2016 New Zealand budget
- Submitted by: Bill English
- Presented: 26 May 2016
- Country: New Zealand
- Parliament: Parliament of New Zealand
- Party: National
- Total revenue: $78.5b
- Total expenditures: $77.4b
- Surplus: $1.1b
- Debt: $62.3b net debt 24.9% net debt to GDP
- Website: www.treasury.govt.nz/budget/2016

= 2016 New Zealand budget =

The New Zealand budget for fiscal year 2016/17 was presented to the New Zealand House of Representatives by Finance Minister Bill English on 26 May 2016. It was the eighth budget English has presented as Minister of Finance, and the eighth budget of the Fifth National Government.

==Breakdown by sector==

===Economic Development and Infrastructure===
- $22.2 million over four years to increase national cyber security, including establishing a new government agency to assist in detecting and responding to cyber security threats.
- $20 million over four years to the tourism sector, to fund small infrastructure projects to cope with increasing tourist numbers and to target growing tourism markets.

===Education===
- $15.3 million over four years to provide extra teacher aide support for students with special needs.

===Health===
- $39 million extra funding in 2016/17 and $124 million over four years to increase Pharmac's annual pharmaceutical budget.

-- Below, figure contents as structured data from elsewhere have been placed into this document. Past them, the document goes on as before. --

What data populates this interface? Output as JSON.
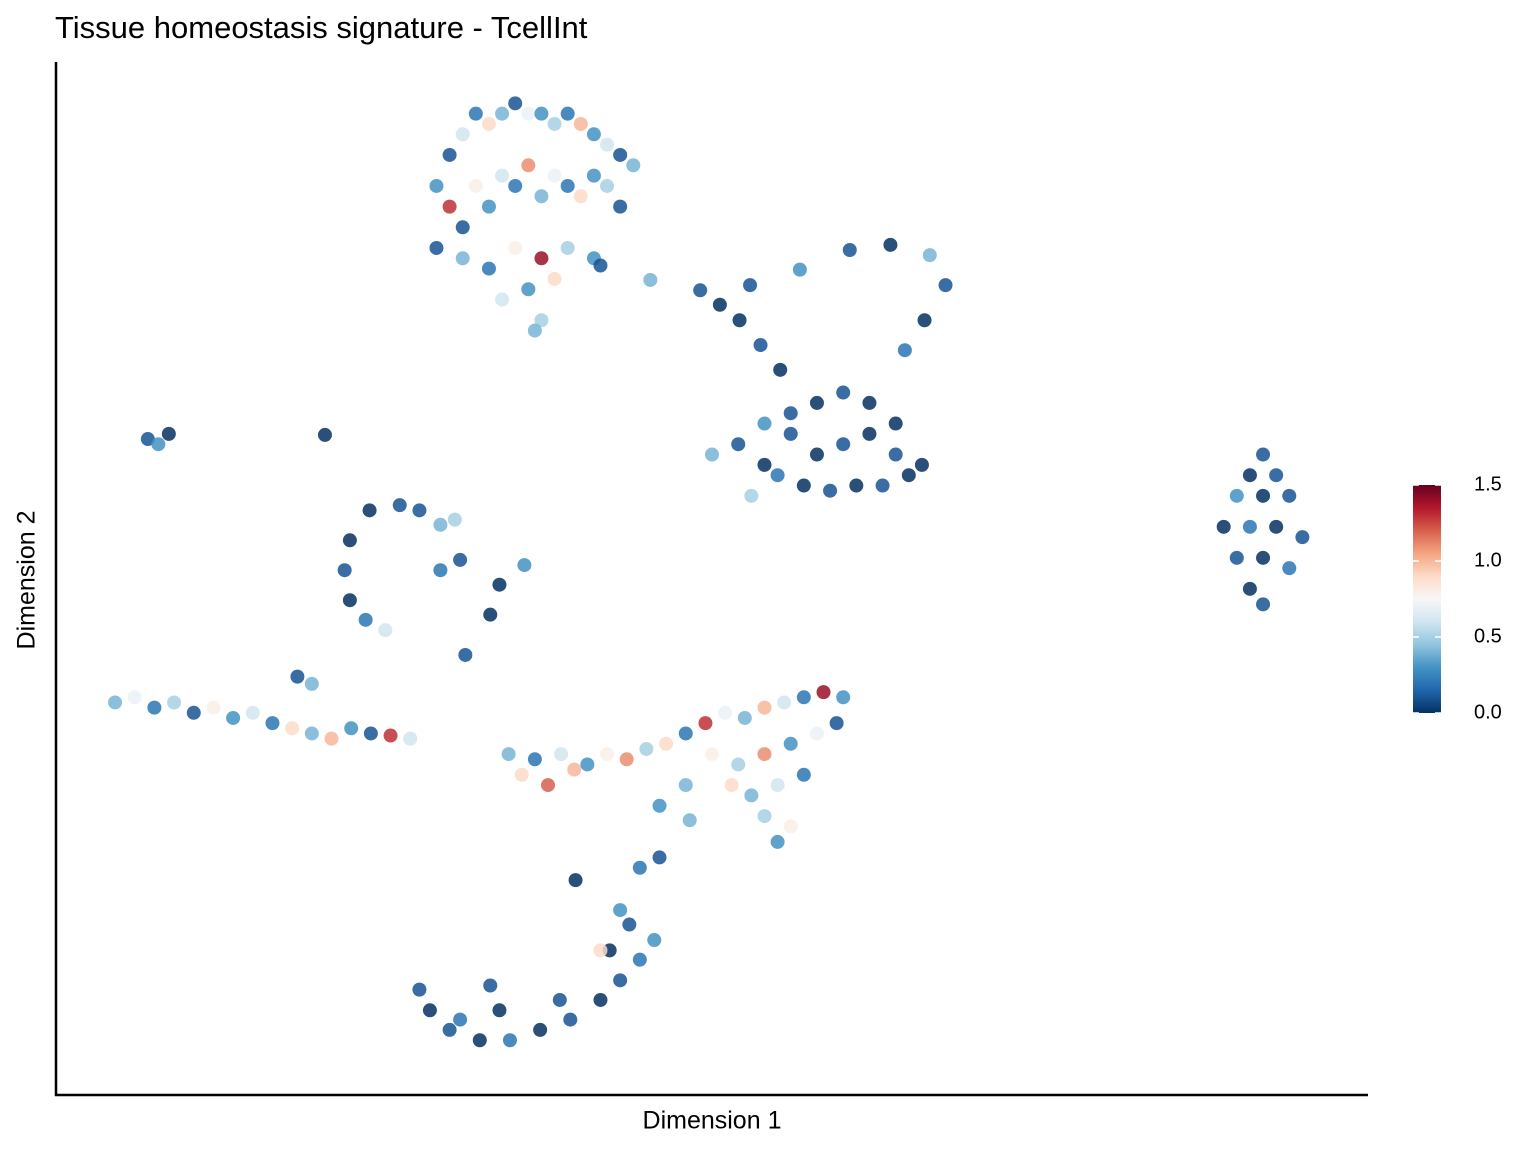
{
  "chart_data": {
    "type": "scatter",
    "title": "Tissue homeostasis signature - TcellInt",
    "x_label": "Dimension 1",
    "y_label": "Dimension 2",
    "xlim": [
      0,
      100
    ],
    "ylim": [
      0,
      100
    ],
    "clim": [
      0,
      1.5
    ],
    "cticks": [
      {
        "value": 0,
        "label": "0.0"
      },
      0.5,
      {
        "value": 1,
        "label": "1.0"
      },
      1.5
    ],
    "colorscale": [
      "#053061",
      "#2166ac",
      "#4393c3",
      "#92c5de",
      "#d1e5f0",
      "#f7f7f7",
      "#fddbc7",
      "#f4a582",
      "#d6604d",
      "#b2182b",
      "#67001f"
    ],
    "x": [
      29,
      30,
      31,
      32,
      33,
      34,
      35,
      36,
      37,
      38,
      39,
      40,
      41,
      42,
      43,
      44,
      30,
      31,
      32,
      33,
      34,
      35,
      36,
      37,
      38,
      39,
      40,
      41,
      42,
      43,
      29,
      31,
      33,
      35,
      37,
      39,
      41,
      34,
      36,
      37,
      36.5,
      38,
      41.5,
      45.3,
      49.1,
      50.6,
      52.9,
      56.7,
      60.5,
      63.6,
      66.6,
      67.8,
      66.2,
      64.7,
      52.1,
      53.7,
      55.2,
      50,
      52,
      54,
      56,
      58,
      60,
      62,
      64,
      66,
      55,
      57,
      59,
      61,
      63,
      65,
      53,
      58,
      60,
      62,
      56,
      54,
      64,
      92,
      91,
      93,
      90,
      92,
      94,
      89,
      91,
      93,
      95,
      90,
      92,
      94,
      91,
      92,
      7,
      7.8,
      8.6,
      20.5,
      26.2,
      23.9,
      22.4,
      22,
      22.4,
      23.6,
      25.1,
      27.7,
      29.3,
      30.4,
      30.8,
      33.8,
      35.7,
      33.1,
      31.2,
      29.3,
      4.5,
      6,
      7.5,
      9,
      10.5,
      12,
      13.5,
      15,
      16.5,
      18,
      19.5,
      21,
      22.5,
      24,
      25.5,
      27,
      18.4,
      19.5,
      34.5,
      35.5,
      36.5,
      37.5,
      38.5,
      39.5,
      40.5,
      42,
      43.5,
      45,
      46.5,
      48,
      49.5,
      51,
      52.5,
      54,
      55.5,
      57,
      58.5,
      60,
      50,
      52,
      54,
      56,
      58,
      59.5,
      51.5,
      53,
      55,
      57,
      54,
      56,
      55,
      48,
      46,
      48.3,
      46,
      44.5,
      39.6,
      43,
      27.7,
      28.5,
      30,
      32.3,
      34.6,
      36.9,
      39.2,
      41.5,
      43,
      44.5,
      45.6,
      43.7,
      42.2,
      38.4,
      33.8,
      30.8,
      33.1,
      41.5
    ],
    "y": [
      88,
      91,
      93,
      95,
      94,
      95,
      96,
      95,
      95,
      94,
      95,
      94,
      93,
      92,
      91,
      90,
      86,
      84,
      88,
      86,
      89,
      88,
      90,
      87,
      89,
      88,
      87,
      89,
      88,
      86,
      82,
      81,
      80,
      82,
      81,
      82,
      81,
      77,
      78,
      75,
      74,
      79,
      80.3,
      78.9,
      77.9,
      76.5,
      78.4,
      79.9,
      81.8,
      82.3,
      81.3,
      78.4,
      75,
      72.1,
      75,
      72.6,
      70.2,
      62,
      63,
      61,
      64,
      62,
      63,
      64,
      62,
      61,
      60,
      59,
      58.5,
      59,
      59,
      60,
      58,
      67,
      68,
      67,
      66,
      65,
      65,
      62,
      60,
      60,
      58,
      58,
      58,
      55,
      55,
      55,
      54,
      52,
      52,
      51,
      49,
      47.5,
      63.5,
      63,
      64,
      63.9,
      57.1,
      56.6,
      53.7,
      50.8,
      47.9,
      46,
      45,
      56.6,
      55.2,
      55.7,
      51.8,
      49.4,
      51.3,
      46.5,
      42.6,
      50.8,
      38,
      38.5,
      37.5,
      38,
      37,
      37.5,
      36.5,
      37,
      36,
      35.5,
      35,
      34.5,
      35.5,
      35,
      34.8,
      34.5,
      40.5,
      39.8,
      33,
      31,
      32.5,
      30,
      33,
      31.5,
      32,
      33,
      32.5,
      33.5,
      34,
      35,
      36,
      37,
      36.5,
      37.5,
      38,
      38.5,
      39,
      38.5,
      33,
      32,
      33,
      34,
      35,
      36,
      30,
      29,
      30,
      31,
      27,
      26,
      24.5,
      30,
      28,
      26.6,
      23,
      22,
      20.8,
      17.9,
      10.2,
      8.2,
      6.3,
      5.3,
      5.3,
      6.3,
      7.3,
      9.2,
      11.1,
      13.1,
      15,
      16.5,
      14,
      9.2,
      8.2,
      7.3,
      10.6,
      14
    ],
    "values": [
      0.3,
      0.1,
      0.6,
      0.2,
      0.9,
      0.4,
      0.1,
      0.7,
      0.3,
      0.5,
      0.2,
      1.0,
      0.3,
      0.6,
      0.1,
      0.4,
      1.3,
      0.1,
      0.8,
      0.3,
      0.6,
      0.2,
      1.1,
      0.4,
      0.7,
      0.2,
      0.9,
      0.3,
      0.5,
      0.1,
      0.1,
      0.4,
      0.2,
      0.8,
      1.4,
      0.5,
      0.3,
      0.6,
      0.3,
      0.5,
      0.4,
      0.9,
      0.1,
      0.4,
      0.1,
      0.0,
      0.1,
      0.3,
      0.1,
      0.0,
      0.4,
      0.1,
      0.0,
      0.2,
      0.0,
      0.1,
      0.0,
      0.4,
      0.1,
      0.0,
      0.1,
      0.0,
      0.1,
      0.0,
      0.1,
      0.0,
      0.2,
      0.0,
      0.1,
      0.0,
      0.1,
      0.0,
      0.5,
      0.0,
      0.1,
      0.0,
      0.1,
      0.3,
      0.0,
      0.1,
      0.0,
      0.1,
      0.3,
      0.0,
      0.1,
      0.0,
      0.2,
      0.0,
      0.1,
      0.1,
      0.0,
      0.2,
      0.0,
      0.1,
      0.1,
      0.3,
      0.0,
      0.0,
      0.1,
      0.0,
      0.0,
      0.1,
      0.0,
      0.2,
      0.6,
      0.1,
      0.4,
      0.5,
      0.1,
      0.0,
      0.3,
      0.0,
      0.1,
      0.2,
      0.4,
      0.7,
      0.2,
      0.5,
      0.1,
      0.8,
      0.3,
      0.6,
      0.2,
      0.9,
      0.4,
      1.0,
      0.3,
      0.1,
      1.3,
      0.6,
      0.1,
      0.4,
      0.4,
      0.9,
      0.2,
      1.2,
      0.6,
      1.0,
      0.3,
      0.8,
      1.1,
      0.5,
      0.9,
      0.2,
      1.3,
      0.7,
      0.4,
      1.0,
      0.6,
      0.2,
      1.4,
      0.3,
      0.8,
      0.5,
      1.1,
      0.3,
      0.7,
      0.1,
      0.9,
      0.4,
      0.6,
      0.2,
      0.5,
      0.8,
      0.3,
      0.4,
      0.3,
      0.4,
      0.1,
      0.2,
      0.0,
      0.3,
      0.1,
      0.0,
      0.1,
      0.0,
      0.2,
      0.0,
      0.1,
      0.0,
      0.1,
      0.2,
      0.3,
      0.1,
      0.0,
      0.1,
      0.0,
      0.2,
      0.1,
      0.9
    ]
  }
}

===Māori, Other Populations and Cultural===
- $303 million over five years to combine the New Zealand Fire Service, the National Rural Fire Authority and rural fire authorities into one organisation.
- $12.6 million over four years to the Māori Housing Network for Māori housing projects.

===Social Development and Housing===
- $41.1 million over four years to provide for 3000 emergency housing places.